There’s something troubling about this artifact. What appears at first to be another of the hundreds of variations on “spirit pens,” this UC Davis implement is something else entirely. It is actually a plastic pen–perhaps of the bic variety?–wrapped with a thin layer of cardboard onto which the UCD logo is affixed (and a note indicating that it is “recycled material” is added). Topping off this creation is a popsicle-stick like clip that is attached directly to the plastic pen top and can, one assumes, enable the user to affix the pen to the interior of a pocket–a scenario in which only the popsicle stick would protrude.

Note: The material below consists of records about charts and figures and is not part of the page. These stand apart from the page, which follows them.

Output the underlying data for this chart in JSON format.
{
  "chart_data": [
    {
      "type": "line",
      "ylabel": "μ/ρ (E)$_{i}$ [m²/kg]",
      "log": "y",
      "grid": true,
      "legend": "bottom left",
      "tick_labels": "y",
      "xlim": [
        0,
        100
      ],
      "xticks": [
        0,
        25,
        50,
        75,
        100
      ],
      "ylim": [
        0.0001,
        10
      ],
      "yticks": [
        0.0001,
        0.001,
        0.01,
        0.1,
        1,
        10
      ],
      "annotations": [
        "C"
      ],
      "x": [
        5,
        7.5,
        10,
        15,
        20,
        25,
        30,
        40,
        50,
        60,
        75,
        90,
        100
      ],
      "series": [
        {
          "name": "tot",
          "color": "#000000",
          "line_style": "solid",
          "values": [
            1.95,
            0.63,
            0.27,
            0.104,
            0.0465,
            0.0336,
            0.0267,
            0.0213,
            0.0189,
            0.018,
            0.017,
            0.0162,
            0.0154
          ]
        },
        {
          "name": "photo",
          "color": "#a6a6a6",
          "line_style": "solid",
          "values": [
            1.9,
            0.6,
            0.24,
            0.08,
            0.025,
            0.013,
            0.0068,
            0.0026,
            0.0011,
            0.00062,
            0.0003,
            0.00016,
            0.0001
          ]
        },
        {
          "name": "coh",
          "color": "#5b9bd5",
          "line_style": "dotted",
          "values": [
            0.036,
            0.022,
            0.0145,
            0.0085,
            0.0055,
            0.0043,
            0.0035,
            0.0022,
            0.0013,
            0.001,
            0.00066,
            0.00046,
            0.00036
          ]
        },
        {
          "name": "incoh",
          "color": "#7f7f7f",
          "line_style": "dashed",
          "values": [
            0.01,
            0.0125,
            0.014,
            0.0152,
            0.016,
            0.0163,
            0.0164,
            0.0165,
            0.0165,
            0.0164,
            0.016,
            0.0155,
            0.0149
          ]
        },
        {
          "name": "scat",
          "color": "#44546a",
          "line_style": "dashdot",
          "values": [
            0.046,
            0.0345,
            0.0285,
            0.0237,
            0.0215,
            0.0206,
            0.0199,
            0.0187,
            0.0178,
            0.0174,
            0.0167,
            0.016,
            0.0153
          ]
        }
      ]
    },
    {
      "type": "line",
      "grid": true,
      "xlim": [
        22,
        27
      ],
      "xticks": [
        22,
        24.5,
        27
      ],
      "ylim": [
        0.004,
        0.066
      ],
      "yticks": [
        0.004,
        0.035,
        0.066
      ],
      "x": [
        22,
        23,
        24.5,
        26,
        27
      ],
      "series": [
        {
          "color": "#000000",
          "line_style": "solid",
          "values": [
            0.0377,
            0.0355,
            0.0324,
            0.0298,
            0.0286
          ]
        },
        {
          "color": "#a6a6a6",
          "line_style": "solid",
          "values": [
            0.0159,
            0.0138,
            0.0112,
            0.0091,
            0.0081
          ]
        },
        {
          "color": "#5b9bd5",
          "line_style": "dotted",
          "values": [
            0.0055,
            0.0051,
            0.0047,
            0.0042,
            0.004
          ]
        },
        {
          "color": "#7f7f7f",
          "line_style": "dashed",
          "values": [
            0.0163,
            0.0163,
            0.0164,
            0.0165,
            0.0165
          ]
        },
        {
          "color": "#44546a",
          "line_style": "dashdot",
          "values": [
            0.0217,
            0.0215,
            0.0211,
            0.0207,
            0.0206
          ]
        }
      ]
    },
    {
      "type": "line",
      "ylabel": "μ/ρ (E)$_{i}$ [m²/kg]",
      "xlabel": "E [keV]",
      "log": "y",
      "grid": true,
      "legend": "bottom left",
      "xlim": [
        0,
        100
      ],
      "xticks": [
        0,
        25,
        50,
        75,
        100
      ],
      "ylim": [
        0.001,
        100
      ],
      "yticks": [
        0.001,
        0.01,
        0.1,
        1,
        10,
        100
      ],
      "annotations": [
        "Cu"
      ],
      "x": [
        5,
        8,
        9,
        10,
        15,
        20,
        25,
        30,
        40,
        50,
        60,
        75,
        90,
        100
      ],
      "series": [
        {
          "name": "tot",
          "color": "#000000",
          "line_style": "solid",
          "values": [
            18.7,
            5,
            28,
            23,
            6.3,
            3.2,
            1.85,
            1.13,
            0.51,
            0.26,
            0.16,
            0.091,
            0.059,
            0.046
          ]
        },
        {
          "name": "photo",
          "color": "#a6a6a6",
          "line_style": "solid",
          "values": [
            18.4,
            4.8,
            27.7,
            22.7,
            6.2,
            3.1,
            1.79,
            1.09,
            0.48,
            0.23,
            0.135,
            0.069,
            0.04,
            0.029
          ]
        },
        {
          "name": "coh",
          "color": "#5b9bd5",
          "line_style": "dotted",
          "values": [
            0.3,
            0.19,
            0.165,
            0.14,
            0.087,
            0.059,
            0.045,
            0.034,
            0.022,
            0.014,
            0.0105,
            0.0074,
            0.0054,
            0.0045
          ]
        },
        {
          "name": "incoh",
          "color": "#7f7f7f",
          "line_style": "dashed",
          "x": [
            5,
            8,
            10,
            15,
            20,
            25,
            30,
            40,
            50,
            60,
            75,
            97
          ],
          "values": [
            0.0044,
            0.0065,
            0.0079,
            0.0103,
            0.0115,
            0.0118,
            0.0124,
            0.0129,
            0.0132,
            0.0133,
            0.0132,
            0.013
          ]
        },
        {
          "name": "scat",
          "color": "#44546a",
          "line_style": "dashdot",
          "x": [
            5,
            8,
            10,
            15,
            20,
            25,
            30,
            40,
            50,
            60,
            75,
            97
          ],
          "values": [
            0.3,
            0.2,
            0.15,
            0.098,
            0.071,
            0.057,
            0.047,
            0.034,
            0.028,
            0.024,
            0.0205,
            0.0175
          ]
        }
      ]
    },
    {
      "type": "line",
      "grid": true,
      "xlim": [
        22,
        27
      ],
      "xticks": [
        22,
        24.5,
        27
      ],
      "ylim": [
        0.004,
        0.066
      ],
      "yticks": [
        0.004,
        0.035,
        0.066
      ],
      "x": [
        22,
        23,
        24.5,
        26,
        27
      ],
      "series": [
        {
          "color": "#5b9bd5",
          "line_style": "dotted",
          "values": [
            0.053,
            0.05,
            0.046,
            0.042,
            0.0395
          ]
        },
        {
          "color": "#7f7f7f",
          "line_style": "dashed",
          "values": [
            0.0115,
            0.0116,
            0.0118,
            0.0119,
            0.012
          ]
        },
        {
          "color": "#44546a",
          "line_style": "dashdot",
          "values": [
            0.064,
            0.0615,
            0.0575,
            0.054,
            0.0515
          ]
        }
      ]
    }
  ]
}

I don’t believe the UC Davis gurus of promotional products mean this to be funny. Jokes that pass plastics off as good for the environment products don’t tend to get a laugh these days. It’s possible that this is a sign that our sales and marketing team is losing their edge–certainly this is not a great product on several levels. Green washing has to go right alongside peeling cardboard, cracking popsicle sticks, and depleted ink on the list of “poor design qualities.”
Yet let’s imagine just for a moment that we might need to take this pen seriously as what it claims to be: a symbol of our university. That’s when things get scary.
In the day of business plans and bottom lines, is it too much of a stretch to imagine that this pen symbolizes the precarious nature of knowledge itself in the modern research university? With class sizes growing and the pressure to “make something” and “bring in funding” (even in the humanities) we may find ourselves teaching students who never get deeper than superficial concepts and producing work that looks neat but has little there there, ultimately. Maybe we are becoming the professorial equivalent of cardboard plastic pens stating our “recycled material.”
and that is definitely not funny.
It seems that our university has taken a page from New York City’s 1970’s playbook when the city, through a series of “public-private partnerships” basically gutted public services and invested fully in its rebranding as an artistic and tourist destination. For the full, horrifying and brilliantly-written story, see Miriam Greenberg’s book Branding New York.